Boasting 3-D-friendly images of fish, trenches, and coral reef, breathless Pierce Brosnan narration along the lines of “jellyfish trail their deadly tentacles behind their piercing bodies,” and a musical composition for every creature that scurries across the frame (anxious sand crabs boogie to south-of-the-border beats), Deep Blue announces itself as the Lord of the Rings of nature documentaries. In the film’s most breathtaking sequence, fish maddeningly swarm around each other in an attempt to avoid being eaten by gravity-defying albatross, seals, and sharks. There’s poetry in seeing each predator join the feeding frenzy, but the film—which claims to advocate a so-called vision of a “consistent cycle of life, death, and renewal”—not only lacks the focus of Luc Jacquet’s March of the Penguins but it’s consistently oversold by Brosnan’s hyperbolic narration. Though the sermon that closes the film is commendable—it advises us to understand the creatures that lurk in the world’s deep blue seas before we further destroy the environment—it feels tacked-on, mainly because directors Alastair Fothergill and Andy Byatt appear to consider the film’s potential box office more seriously than Mother Nature’s sensitive ecology. From the clouds above the ocean’s surface to the lowest depths of the Marians Trench (the outskirts of which are simulated using obvious special effects), Fothergill’s underwater camera appears as if it’s working its way into the depths of Mount Doom; the music is appropriately sinister, as is the alien species of fish with big Gollum-like eyes that populate the area. In this way, Mother Nature reveals herself not so much as an entity that needs to be preserved but an action director much fiercer than Michael Bay.
Image/Sound
Befitting a nature documentary that may as well have been shot by Peter Jackson, Deep Blue’s sound design is positively scary-especially during one breaking-the-waves sequence that serves as a chapter stop. Image is also terrific: Even in the lowest depths of the sea, the camera takes a gorgeous, film-like picture. The only problem is the band-like quality of the lights surrounding the little ship that accesses the more difficult to reach parts of the ocean, but even then this colorful distortion has a really eerie, sci-fi quality.
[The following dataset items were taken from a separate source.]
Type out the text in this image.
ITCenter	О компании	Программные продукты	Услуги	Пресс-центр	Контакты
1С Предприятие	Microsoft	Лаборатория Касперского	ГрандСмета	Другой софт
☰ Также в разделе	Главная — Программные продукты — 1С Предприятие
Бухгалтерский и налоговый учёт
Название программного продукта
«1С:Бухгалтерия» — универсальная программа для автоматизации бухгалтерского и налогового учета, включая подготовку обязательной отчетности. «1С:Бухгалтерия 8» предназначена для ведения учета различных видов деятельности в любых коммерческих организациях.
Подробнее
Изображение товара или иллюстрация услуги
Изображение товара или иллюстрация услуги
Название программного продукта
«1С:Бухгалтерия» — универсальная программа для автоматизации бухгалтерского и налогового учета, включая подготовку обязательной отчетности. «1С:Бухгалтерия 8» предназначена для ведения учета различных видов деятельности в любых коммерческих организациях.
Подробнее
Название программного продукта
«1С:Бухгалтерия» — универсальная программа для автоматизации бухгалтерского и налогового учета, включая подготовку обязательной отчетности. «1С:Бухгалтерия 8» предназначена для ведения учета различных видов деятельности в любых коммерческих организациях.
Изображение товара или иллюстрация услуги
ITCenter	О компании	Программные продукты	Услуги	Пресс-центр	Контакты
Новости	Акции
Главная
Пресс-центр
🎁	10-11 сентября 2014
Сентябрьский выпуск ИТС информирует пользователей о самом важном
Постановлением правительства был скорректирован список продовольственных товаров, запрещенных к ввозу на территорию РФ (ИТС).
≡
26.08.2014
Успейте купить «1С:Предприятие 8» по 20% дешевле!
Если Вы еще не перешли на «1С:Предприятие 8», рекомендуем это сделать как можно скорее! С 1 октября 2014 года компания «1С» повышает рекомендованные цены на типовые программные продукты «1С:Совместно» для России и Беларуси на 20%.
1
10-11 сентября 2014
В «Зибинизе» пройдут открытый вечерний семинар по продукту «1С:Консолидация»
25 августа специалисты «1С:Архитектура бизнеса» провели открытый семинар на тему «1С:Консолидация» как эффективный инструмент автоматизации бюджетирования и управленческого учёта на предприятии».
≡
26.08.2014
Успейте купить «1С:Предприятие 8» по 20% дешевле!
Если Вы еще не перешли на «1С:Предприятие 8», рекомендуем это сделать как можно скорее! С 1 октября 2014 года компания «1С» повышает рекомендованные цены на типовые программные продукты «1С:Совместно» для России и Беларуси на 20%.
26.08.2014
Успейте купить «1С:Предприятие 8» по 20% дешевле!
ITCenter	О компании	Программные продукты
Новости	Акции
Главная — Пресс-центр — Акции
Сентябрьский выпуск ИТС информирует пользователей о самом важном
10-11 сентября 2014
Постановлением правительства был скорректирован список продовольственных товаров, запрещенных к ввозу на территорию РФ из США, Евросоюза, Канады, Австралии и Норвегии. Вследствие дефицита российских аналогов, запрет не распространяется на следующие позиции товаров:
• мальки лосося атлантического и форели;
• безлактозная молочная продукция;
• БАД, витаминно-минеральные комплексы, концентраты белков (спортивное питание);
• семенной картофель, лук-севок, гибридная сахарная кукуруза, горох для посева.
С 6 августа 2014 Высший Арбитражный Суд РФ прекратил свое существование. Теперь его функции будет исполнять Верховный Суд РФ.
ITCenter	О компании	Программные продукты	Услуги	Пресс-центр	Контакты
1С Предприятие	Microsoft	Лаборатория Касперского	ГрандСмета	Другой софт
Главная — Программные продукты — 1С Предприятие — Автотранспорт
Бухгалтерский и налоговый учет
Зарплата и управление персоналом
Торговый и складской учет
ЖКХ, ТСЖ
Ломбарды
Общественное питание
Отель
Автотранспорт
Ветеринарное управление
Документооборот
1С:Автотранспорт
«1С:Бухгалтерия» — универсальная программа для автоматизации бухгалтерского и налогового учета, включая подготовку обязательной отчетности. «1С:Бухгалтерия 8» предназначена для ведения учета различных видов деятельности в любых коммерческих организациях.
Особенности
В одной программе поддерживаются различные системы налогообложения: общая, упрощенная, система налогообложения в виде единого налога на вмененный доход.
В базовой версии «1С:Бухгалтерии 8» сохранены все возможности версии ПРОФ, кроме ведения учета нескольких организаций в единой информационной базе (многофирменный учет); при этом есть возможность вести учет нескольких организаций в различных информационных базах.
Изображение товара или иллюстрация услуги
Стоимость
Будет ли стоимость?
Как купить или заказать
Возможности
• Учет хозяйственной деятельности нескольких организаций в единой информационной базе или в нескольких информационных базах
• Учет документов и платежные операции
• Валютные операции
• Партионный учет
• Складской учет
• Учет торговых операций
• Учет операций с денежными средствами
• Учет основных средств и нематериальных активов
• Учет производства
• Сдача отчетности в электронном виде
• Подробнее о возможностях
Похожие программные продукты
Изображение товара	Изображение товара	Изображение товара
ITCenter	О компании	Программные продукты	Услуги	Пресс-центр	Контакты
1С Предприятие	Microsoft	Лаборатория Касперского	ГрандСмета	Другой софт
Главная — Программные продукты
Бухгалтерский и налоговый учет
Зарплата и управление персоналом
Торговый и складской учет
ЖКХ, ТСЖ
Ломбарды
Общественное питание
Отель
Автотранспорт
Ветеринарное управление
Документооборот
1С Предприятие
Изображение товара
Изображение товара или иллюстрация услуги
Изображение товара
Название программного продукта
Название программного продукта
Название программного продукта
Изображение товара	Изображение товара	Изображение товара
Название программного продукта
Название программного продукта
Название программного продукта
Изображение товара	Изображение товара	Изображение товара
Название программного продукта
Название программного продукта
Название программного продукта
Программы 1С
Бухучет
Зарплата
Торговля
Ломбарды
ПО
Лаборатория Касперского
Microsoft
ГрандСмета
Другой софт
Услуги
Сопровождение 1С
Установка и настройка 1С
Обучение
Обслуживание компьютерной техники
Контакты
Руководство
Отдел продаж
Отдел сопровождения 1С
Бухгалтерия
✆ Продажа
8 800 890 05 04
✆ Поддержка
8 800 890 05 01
Must be something in the water down there.
Extras
A bunch of previews and an unnecessarily long making-of featurette that catalogs how the filmmakers nabbed much of the film’s footage; you get the gist after 20 minutes, meaning anyone who lasts the entire 51 probably likes seafood too much.
Overall
Linda Lovelace has nothing on the little camera that travels down into the deepest areas of the film’s oceans.